Summary: In many ways, Xbox 360's graphics processor goes well beyond anything we currently have available on the PC. In today's article, we go over all the details of ATI's architecture with ATI VP of Engineering, Bob Feldstein. Bob discusses everything ranging from the 48 pipes, to ATI's "AA" for free comment. Catch all the details inside!
In order to glean more about the graphics inside Xbox 360 and its architecture, we recently had the chance to speak with Bob Feldstein, ATI’s VP of Engineering on Xbox 360: ATI: We have 48 shaders. And each shader, every cycle can do 4 floating-point operations, so that gives you 196. There’s a 192 number in there too, so I’m just going to digress a little bit.
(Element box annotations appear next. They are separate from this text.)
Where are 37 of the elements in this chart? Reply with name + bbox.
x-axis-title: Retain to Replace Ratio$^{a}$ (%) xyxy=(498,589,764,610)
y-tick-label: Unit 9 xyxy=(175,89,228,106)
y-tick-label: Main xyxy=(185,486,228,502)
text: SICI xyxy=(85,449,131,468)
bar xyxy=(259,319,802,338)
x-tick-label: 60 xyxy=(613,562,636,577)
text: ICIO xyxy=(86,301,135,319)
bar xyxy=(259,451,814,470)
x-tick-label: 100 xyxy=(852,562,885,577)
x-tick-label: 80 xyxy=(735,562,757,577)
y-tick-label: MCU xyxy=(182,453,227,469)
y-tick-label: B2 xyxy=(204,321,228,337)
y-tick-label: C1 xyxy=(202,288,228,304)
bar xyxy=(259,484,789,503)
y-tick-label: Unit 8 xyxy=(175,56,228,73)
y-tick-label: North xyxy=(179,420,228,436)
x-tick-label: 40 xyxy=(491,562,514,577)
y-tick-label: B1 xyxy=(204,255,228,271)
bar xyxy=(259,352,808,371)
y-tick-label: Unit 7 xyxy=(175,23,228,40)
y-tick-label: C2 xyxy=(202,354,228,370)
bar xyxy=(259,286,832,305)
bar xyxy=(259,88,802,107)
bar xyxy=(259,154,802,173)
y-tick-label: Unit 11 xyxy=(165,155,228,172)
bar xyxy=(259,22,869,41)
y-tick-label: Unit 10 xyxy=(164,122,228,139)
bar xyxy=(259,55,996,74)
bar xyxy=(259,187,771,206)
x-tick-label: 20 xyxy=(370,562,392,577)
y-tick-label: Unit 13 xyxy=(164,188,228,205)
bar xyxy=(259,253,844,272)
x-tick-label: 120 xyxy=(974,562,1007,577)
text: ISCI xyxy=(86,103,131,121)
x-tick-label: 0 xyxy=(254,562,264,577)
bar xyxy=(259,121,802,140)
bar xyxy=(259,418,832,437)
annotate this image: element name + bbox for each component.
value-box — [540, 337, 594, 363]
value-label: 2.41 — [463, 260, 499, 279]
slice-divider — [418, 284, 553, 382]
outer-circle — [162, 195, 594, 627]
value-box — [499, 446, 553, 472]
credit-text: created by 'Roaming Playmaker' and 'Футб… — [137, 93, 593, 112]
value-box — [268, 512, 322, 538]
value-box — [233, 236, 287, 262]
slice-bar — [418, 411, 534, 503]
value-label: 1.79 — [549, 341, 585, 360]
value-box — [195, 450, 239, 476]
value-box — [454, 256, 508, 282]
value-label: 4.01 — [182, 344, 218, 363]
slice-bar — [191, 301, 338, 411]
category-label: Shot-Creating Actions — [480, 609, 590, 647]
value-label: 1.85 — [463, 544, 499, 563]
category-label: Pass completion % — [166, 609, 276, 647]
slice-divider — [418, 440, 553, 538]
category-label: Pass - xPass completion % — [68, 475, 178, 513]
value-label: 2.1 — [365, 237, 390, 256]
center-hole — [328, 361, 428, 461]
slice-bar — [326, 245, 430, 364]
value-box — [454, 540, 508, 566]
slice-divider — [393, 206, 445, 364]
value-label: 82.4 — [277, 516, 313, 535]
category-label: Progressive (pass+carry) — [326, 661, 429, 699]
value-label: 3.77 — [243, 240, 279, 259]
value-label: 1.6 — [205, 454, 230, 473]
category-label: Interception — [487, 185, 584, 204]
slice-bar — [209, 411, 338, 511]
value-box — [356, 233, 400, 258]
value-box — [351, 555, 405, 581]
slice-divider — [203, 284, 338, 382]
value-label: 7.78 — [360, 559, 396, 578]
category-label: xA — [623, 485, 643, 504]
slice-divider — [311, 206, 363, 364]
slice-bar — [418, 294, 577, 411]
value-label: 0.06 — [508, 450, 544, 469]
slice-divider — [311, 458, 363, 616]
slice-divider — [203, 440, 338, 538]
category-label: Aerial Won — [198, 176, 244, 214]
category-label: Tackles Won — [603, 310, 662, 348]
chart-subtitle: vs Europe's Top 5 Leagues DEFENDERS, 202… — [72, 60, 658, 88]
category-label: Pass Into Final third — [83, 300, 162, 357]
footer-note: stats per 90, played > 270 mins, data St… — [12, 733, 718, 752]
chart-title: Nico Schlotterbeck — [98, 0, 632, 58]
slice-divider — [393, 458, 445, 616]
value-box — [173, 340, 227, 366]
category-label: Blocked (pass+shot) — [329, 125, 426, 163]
The 192 is actually in our intelligent memory, every cycle we have 192 processors in our embedded intelligent memory that do things like z, alpha, stencil. So there are two different numbers and they’re kind of close to each other, which leads to some confusion. [image]
So we have a traditional shader, but it’s not traditional at all though because it’s a unified shader. So you have the shader instruction set. [pauses] In the past you had a vertex shader and a pixel shader, and the instruction set was different and you couldn’t, you know, one couldn’t operate on the other’s data. Now we have one set of resources, these 48 shaders, and they naturally dynamically balance between whatever the problem at hand is. So if it’s dominated by vertices you get more resources for vertices, but if it’s dominated by pixels you get more resources towards pixels, or any other kind of problem. It’s a general purpose, well not a general purpose processor, but it is a processor with a good general instruction set and it can operate on a variety of different kinds of data. So unified shader means we have one set of shader hardware and it can operate on any problem. So you have 64 threads, and it’s all controlled by hardware so it’s not like the programmer knows one way or another about threading at all, and the threads here are things like vertex buffers or pixel programs and the hardware just keeps the same [inaudible] in a thread buffer and we can just switch back and forth between the different threads. That way if we’re waiting for data from a vertex program or vertex array we can go ahead and work on a pixel program or we can work on a second vertex or whatever, a different instruction.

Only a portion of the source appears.